About the controversy in history over who invented the airplane. A look at support for the various claims.

HISTORICAL CONTROVERSIES

WHO REALLY INVENTED THE AIRPLANE?

THE CONTROVERSY

PRO LANGLEY

Langley's supporters have had to refute two major arguments concerning his claim. First, that his 1896 airplane was unmanned and therefore only a model, while his man-carrying plane was a failure. But his adherents assert that his machines met all requirements for controlled, lengthy flight. The manned airplane failed, not because of any inherent mechanical difficulties, but simply because of the faulty catapult. Second, some argue that Langley's airplanes did not, and could not, use their own motive power for takeoff.

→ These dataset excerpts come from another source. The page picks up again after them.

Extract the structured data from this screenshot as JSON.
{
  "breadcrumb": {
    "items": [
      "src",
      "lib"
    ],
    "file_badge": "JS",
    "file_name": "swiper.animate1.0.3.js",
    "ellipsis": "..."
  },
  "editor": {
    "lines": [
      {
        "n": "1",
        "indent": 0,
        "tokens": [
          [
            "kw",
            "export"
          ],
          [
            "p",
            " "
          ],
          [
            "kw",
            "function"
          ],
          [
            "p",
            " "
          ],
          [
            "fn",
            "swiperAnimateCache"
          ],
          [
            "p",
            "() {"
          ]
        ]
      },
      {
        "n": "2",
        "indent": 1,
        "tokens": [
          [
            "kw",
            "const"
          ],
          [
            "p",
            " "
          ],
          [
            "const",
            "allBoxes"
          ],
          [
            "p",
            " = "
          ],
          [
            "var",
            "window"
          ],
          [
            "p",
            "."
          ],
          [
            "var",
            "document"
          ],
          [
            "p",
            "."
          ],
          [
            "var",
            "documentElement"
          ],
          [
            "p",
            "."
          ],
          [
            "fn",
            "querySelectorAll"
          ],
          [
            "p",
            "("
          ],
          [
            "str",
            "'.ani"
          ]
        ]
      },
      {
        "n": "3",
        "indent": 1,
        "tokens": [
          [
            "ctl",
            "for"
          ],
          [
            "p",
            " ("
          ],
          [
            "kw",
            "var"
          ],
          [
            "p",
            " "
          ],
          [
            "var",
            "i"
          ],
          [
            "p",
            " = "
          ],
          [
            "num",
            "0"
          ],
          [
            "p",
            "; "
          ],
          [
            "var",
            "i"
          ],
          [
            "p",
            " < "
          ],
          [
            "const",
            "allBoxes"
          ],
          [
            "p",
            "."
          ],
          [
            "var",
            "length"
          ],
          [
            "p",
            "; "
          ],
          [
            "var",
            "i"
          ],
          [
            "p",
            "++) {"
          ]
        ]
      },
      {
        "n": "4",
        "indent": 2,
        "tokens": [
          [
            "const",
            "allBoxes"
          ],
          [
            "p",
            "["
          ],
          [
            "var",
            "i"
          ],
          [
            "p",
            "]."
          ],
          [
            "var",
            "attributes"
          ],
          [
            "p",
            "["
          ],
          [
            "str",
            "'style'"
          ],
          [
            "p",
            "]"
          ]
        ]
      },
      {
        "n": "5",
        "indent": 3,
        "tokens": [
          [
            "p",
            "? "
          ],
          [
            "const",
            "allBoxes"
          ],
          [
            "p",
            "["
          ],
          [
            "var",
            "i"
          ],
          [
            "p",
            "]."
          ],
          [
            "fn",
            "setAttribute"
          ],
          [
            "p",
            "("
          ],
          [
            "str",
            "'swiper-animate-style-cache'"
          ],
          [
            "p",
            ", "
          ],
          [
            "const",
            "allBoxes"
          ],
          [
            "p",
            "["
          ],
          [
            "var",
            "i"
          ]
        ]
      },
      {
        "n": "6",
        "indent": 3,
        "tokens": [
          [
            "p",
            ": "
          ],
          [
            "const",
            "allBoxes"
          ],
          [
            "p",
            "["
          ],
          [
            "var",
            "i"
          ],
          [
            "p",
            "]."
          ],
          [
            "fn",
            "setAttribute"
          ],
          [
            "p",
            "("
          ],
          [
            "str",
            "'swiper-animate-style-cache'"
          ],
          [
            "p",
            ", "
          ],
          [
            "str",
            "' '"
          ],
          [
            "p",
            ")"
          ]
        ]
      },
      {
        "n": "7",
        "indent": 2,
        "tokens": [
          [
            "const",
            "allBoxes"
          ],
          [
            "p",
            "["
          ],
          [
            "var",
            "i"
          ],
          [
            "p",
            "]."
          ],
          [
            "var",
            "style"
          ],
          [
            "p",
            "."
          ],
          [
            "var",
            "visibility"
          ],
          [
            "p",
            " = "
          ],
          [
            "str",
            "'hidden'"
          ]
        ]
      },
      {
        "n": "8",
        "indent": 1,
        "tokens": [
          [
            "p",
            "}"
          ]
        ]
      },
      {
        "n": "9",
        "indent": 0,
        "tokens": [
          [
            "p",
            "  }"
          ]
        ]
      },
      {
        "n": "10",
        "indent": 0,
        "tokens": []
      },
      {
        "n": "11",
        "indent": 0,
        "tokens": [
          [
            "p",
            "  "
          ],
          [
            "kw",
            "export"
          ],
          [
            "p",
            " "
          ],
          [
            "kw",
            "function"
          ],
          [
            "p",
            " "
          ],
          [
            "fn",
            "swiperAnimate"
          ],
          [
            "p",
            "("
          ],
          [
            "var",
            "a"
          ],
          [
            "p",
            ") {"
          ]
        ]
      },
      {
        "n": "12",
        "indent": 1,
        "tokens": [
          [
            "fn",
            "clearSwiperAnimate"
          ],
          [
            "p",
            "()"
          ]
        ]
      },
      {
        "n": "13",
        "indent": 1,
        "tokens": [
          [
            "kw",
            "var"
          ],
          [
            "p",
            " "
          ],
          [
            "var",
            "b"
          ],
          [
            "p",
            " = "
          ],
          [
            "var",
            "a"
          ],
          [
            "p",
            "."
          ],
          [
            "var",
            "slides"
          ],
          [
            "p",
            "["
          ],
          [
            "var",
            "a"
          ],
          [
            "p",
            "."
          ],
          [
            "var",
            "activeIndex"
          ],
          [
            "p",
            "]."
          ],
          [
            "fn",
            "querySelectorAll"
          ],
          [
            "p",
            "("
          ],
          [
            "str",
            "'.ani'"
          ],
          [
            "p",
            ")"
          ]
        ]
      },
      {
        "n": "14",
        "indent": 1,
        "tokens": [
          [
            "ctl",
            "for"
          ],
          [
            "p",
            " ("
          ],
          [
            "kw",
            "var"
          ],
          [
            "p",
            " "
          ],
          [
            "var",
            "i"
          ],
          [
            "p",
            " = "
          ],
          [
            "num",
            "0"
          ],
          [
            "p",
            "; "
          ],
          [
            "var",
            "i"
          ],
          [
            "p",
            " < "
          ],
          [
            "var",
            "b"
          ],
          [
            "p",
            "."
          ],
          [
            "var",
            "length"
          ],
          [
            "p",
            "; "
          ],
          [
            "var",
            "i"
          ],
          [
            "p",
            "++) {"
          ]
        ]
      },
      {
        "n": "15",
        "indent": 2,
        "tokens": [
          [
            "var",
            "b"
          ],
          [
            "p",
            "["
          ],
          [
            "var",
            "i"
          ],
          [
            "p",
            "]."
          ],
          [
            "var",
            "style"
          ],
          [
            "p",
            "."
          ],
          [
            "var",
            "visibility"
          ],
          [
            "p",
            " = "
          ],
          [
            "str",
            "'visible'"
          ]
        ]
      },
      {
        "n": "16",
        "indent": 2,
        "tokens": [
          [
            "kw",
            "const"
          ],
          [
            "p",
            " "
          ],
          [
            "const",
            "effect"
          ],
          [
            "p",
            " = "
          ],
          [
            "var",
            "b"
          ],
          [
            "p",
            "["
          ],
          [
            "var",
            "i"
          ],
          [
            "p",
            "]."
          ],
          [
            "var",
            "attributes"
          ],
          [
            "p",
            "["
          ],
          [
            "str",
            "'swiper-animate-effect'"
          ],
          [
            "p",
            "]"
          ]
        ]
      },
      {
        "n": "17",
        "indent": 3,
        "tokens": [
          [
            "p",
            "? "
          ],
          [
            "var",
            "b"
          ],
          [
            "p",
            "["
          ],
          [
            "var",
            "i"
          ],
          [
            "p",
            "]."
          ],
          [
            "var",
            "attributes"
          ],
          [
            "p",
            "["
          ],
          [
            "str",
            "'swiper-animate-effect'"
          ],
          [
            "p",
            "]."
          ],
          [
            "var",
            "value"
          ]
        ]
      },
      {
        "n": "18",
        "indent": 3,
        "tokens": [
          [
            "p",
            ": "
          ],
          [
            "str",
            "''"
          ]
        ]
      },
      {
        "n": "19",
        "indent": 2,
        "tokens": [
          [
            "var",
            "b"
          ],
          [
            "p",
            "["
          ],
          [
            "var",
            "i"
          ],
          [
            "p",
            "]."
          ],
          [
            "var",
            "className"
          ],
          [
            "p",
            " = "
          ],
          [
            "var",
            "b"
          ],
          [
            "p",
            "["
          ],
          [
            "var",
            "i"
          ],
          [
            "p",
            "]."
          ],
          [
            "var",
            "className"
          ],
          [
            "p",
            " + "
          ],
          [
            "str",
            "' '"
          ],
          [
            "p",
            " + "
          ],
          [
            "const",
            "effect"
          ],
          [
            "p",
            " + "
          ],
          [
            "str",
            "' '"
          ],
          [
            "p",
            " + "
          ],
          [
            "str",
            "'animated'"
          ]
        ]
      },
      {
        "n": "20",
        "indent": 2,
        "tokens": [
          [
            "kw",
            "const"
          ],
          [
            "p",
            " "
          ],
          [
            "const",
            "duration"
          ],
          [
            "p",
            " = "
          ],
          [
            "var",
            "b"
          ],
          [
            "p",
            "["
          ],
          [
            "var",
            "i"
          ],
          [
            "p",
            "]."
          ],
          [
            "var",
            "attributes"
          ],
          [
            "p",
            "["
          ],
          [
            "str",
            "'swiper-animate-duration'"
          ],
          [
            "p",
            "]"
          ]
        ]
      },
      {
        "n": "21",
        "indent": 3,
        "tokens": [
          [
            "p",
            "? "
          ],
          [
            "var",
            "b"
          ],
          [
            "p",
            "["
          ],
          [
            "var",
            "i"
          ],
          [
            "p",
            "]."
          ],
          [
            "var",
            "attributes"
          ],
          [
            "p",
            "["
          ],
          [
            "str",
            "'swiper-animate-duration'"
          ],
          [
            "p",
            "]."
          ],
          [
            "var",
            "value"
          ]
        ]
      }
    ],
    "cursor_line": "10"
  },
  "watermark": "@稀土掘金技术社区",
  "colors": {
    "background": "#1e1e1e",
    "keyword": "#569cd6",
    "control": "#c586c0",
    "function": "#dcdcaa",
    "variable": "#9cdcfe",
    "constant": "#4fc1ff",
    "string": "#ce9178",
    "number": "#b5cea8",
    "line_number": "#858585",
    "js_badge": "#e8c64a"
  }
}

Langley partisans claim that he could have ascended from the ground but was concerned with the damage that might occur on landing. It is also asserted that the engine of Langley's flying machine was efficient enough to power a takeoff.

Even Wilbur Wright once admitted that Langley had a stronger claim than any other contender, saying Langley had provided "the first practical demonstration of the possibility of mechanical flight," and that he and his brother were influenced in their work by Langley's skills. The Langley claim is in agreement with the Wrights' claim that Ader's aircraft never flew, but it points out that Langley's machines had achieved flight some seven years before the Wright brothers and ten years before Santos-Dumont.

PRO SANTOS-DUMONT

A number of aviation historians assert that none of these contenders--not Langley or the Wright brothers--was the first to invent a viable heavier-than-air machine. These authorities argue that the Wrights' supporters are correct in their evaluations of Ader. They also claim that Langley's unmanned, unguided, catapult-launched airplane cannot be seriously considered, and that the Wrights achieved only a powered glide in 1903. They contend that Alberto Santos-Dumont on Oct. 23, 1906, became the first man to fly. They point out that the French government, in spite of its later patent award to the Wright brothers, officially recognized this 1906 event as the first witnessed powered flight. Unlike the case with the other claimants, no aeronautics experts dispute the fact that Santos-Dumont's flight met all the necessary definitions and criteria. That would make him the father of the airplane.